On Sun, Jun 09, 2024 at 03:43:33AM -0700, Jonathan Calmels wrote:
> This patch series introduces a new user namespace capability set, as
> well as some plumbing around it (i.e. sysctl, secbit, lsm support).
>
> First patch goes over the motivations for this as well as prior art.
>
> In summary, while user namespaces are a great success today in that they
> avoid running a lot of code as root, they also expand the attack surface
> of the kernel substantially which is often abused by attackers.
> Methods exist to limit the creation of such namespaces [1], however,
> application developers often need to assume that user namespaces are
> available for various tasks such as sandboxing. Thus, instead of
> restricting the creation of user namespaces, we offer ways for userspace
> to limit the capabilities granted to them.
>
> Why a new capability set and not something specific to the userns (e.g.
> ioctl_ns)?
>
> 1. We can't really expect userspace to patch every single callsite
> and opt-in this new security mechanism.
>
> 2. We don't necessarily want policies enforced at said callsites.
> For example a service like systemd-machined or a PAM session need to
> be able to place restrictions on any namespace spawned under it.
>
> 3. We would need to come up with inheritance rules, querying
> capabilities, etc.

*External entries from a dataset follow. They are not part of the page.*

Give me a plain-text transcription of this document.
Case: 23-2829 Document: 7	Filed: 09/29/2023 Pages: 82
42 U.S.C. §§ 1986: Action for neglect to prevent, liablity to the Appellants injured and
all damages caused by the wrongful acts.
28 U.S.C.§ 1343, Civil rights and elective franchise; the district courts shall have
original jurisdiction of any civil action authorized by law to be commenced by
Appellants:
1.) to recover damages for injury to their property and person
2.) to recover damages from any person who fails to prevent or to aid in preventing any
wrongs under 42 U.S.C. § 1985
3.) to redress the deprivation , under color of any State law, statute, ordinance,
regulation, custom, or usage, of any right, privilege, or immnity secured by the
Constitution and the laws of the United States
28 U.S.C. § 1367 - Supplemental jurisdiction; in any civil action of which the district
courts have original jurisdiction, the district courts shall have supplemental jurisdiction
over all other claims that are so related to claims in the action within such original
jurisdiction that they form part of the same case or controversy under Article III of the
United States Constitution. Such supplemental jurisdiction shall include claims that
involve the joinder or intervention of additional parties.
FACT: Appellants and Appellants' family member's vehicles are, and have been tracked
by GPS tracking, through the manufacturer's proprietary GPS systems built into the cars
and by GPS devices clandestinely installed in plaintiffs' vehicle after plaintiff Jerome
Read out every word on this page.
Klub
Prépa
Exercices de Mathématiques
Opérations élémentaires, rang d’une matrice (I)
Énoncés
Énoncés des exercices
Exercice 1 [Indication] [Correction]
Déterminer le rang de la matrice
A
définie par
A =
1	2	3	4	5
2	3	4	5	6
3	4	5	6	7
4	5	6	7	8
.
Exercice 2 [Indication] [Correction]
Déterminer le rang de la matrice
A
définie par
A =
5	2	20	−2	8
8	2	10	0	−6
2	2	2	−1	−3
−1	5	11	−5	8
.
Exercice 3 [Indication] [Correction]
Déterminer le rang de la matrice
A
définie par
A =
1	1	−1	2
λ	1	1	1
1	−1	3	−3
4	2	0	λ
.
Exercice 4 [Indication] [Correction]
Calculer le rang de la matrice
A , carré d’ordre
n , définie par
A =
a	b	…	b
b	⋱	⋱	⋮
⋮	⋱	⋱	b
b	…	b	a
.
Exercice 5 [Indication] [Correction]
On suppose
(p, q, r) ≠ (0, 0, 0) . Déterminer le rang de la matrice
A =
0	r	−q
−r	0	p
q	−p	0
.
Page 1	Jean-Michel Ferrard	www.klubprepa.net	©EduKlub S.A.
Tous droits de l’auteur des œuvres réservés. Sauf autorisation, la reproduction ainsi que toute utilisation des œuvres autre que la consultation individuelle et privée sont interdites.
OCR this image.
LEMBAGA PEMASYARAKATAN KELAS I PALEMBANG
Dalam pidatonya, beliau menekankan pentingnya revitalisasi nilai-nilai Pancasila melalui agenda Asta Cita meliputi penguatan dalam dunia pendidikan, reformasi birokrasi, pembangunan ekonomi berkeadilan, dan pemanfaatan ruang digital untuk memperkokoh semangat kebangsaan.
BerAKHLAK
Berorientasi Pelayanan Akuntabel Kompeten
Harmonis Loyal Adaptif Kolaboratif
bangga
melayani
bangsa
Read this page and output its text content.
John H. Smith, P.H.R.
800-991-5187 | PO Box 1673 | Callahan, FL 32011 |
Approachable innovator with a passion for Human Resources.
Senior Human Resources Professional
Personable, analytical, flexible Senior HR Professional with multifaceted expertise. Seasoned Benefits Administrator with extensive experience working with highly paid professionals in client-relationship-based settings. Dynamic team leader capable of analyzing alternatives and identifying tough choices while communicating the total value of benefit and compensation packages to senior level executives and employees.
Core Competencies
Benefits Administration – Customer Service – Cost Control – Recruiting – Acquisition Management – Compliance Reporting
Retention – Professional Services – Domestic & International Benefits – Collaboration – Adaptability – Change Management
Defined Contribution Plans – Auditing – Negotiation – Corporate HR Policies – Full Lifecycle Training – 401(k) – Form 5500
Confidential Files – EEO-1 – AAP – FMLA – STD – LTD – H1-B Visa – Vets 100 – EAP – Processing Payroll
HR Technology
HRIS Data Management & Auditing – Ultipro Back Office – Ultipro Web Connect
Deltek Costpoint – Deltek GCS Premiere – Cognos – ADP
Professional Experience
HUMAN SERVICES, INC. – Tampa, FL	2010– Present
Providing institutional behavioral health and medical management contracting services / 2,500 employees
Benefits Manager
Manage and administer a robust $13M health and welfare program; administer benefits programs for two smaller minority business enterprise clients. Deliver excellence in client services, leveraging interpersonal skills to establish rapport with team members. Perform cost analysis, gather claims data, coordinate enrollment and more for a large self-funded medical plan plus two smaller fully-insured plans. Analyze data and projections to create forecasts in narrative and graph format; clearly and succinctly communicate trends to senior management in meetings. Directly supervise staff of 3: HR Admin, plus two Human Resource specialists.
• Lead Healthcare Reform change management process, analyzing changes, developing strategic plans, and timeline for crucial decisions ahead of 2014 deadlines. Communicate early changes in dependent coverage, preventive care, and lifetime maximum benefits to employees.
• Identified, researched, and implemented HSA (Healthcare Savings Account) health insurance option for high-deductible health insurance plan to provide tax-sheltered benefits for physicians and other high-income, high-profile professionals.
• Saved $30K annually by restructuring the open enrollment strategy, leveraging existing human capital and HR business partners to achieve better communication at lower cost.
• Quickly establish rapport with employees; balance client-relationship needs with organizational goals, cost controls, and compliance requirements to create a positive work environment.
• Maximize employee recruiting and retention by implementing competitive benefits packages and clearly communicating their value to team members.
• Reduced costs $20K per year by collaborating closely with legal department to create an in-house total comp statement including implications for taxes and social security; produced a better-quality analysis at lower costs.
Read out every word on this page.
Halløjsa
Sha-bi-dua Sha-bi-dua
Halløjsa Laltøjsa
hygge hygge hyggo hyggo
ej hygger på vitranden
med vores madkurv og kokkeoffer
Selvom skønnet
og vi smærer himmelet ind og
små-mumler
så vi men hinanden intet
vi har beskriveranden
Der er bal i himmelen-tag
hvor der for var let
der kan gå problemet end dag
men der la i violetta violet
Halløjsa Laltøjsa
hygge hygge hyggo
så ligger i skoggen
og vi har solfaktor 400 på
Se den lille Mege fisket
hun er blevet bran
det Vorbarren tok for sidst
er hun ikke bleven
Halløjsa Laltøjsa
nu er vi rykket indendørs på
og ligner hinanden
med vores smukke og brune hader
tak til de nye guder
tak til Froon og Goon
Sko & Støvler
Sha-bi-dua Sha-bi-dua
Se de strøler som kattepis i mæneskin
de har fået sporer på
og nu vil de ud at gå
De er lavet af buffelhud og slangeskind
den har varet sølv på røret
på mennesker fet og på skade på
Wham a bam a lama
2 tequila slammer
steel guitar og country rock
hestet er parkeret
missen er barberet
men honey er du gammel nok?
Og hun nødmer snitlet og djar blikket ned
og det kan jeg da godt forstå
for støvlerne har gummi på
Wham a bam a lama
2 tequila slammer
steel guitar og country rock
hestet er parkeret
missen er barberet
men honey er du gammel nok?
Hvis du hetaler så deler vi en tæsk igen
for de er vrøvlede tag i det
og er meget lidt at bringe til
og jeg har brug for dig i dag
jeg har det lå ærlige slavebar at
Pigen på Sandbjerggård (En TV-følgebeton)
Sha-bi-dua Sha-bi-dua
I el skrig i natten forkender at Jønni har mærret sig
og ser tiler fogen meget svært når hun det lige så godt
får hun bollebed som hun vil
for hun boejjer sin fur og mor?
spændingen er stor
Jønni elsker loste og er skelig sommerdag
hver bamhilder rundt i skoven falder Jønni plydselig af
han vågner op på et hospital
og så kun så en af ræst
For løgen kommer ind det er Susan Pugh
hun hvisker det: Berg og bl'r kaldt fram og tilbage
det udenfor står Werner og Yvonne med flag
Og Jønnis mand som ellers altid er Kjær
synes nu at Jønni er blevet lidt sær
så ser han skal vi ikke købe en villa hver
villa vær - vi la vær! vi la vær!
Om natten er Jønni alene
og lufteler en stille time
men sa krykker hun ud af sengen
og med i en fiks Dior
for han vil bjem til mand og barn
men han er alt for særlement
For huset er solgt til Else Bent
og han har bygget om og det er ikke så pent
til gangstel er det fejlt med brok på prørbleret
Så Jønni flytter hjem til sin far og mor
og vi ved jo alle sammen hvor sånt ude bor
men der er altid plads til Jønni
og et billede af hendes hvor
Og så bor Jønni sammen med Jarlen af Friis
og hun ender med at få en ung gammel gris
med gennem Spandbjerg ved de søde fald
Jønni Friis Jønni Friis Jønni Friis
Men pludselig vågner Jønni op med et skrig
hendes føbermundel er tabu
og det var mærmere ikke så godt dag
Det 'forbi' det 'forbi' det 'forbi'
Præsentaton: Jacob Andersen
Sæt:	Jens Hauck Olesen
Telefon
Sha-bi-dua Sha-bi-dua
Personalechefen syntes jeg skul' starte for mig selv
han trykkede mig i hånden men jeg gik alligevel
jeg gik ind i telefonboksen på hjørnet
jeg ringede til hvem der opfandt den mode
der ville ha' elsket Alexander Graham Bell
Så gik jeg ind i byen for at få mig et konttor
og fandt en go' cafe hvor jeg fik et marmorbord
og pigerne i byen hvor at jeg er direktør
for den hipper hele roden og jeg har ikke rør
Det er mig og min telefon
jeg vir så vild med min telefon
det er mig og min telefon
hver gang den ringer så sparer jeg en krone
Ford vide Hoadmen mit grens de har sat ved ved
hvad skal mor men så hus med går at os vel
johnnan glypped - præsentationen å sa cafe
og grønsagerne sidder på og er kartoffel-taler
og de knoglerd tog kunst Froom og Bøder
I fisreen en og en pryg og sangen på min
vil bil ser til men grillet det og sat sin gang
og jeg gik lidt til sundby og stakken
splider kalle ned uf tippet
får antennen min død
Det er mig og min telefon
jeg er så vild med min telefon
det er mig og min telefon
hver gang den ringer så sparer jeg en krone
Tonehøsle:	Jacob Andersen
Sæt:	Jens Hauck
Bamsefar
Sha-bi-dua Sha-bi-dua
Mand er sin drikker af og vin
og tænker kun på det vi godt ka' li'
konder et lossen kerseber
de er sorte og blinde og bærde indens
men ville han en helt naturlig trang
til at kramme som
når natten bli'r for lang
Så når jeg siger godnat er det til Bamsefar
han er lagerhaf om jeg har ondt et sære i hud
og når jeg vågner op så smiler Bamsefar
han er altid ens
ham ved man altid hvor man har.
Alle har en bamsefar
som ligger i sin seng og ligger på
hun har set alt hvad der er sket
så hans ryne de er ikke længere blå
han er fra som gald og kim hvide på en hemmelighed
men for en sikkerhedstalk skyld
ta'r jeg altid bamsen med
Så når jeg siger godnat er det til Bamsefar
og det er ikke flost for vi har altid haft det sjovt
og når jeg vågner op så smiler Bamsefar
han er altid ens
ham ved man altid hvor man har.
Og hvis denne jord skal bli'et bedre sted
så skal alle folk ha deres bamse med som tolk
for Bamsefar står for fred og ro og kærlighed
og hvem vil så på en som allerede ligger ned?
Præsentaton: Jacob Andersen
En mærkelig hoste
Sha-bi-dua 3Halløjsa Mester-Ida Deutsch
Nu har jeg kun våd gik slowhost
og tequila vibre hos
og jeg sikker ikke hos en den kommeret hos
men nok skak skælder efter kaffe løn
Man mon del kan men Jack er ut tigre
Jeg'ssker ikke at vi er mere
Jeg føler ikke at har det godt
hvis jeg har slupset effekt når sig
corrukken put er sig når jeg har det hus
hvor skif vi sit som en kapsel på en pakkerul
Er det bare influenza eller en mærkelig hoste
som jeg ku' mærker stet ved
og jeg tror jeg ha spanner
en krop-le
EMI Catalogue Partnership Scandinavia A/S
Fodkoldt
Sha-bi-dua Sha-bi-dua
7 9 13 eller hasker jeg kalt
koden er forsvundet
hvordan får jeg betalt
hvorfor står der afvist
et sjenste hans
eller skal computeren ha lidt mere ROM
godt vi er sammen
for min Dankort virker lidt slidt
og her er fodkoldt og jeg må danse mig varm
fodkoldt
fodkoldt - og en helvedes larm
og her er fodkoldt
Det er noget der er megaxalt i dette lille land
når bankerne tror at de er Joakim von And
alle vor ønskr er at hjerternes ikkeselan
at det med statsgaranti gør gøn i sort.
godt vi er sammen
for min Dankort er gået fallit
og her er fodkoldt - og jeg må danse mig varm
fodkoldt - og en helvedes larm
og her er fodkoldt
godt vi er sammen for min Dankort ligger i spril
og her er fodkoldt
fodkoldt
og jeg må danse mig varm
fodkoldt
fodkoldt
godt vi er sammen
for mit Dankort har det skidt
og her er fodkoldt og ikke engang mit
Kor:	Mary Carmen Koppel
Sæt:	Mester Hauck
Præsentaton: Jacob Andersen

At this point we're just reinventing capability
> sets.
>
> 4. We can easily define interactions between capability sets, thus
> helping with adoption (patch 2 is an example of this)
>
> Some examples of how this could be leveraged in userspace:
>
> - Prevent user from getting CAP_NET_ADMIN in user namespaces under SSH:
> echo "auth optional pam_cap.so" >> /etc/pam.d/sshd
> echo "!cap_net_admin $USER" >> /etc/security/capability.conf
> capsh --secbits=$((1 << 8)) -- -c /usr/sbin/sshd
>
> - Prevent containers from ever getting CAP_DAC_OVERRIDE:
> systemd-run -p CapabilityBoundingSet=~CAP_DAC_OVERRIDE \
> -p SecureBits=userns-strict-caps \
> /usr/bin/dockerd
> systemd-run -p UserNSCapabilities=~CAP_DAC_OVERRIDE \
> /usr/bin/incusd
>
> - Kernel could be vulnerable to CAP_SYS_RAWIO exploits, prevent it:
> sysctl -w cap_bound_userns_mask=0x1fffffdffff
>
> - Drop CAP_SYS_ADMIN for this shell and all the user namespaces below it:
> bwrap --unshare-user --cap-drop CAP_SYS_ADMIN /bin/sh
>

Where are the tests for this patchset? I see you updated the bpf tests for the
bpf lsm bits, but there's nothing to validate this new behavior or exercise the
new ioctl you've added. Thanks,

Josef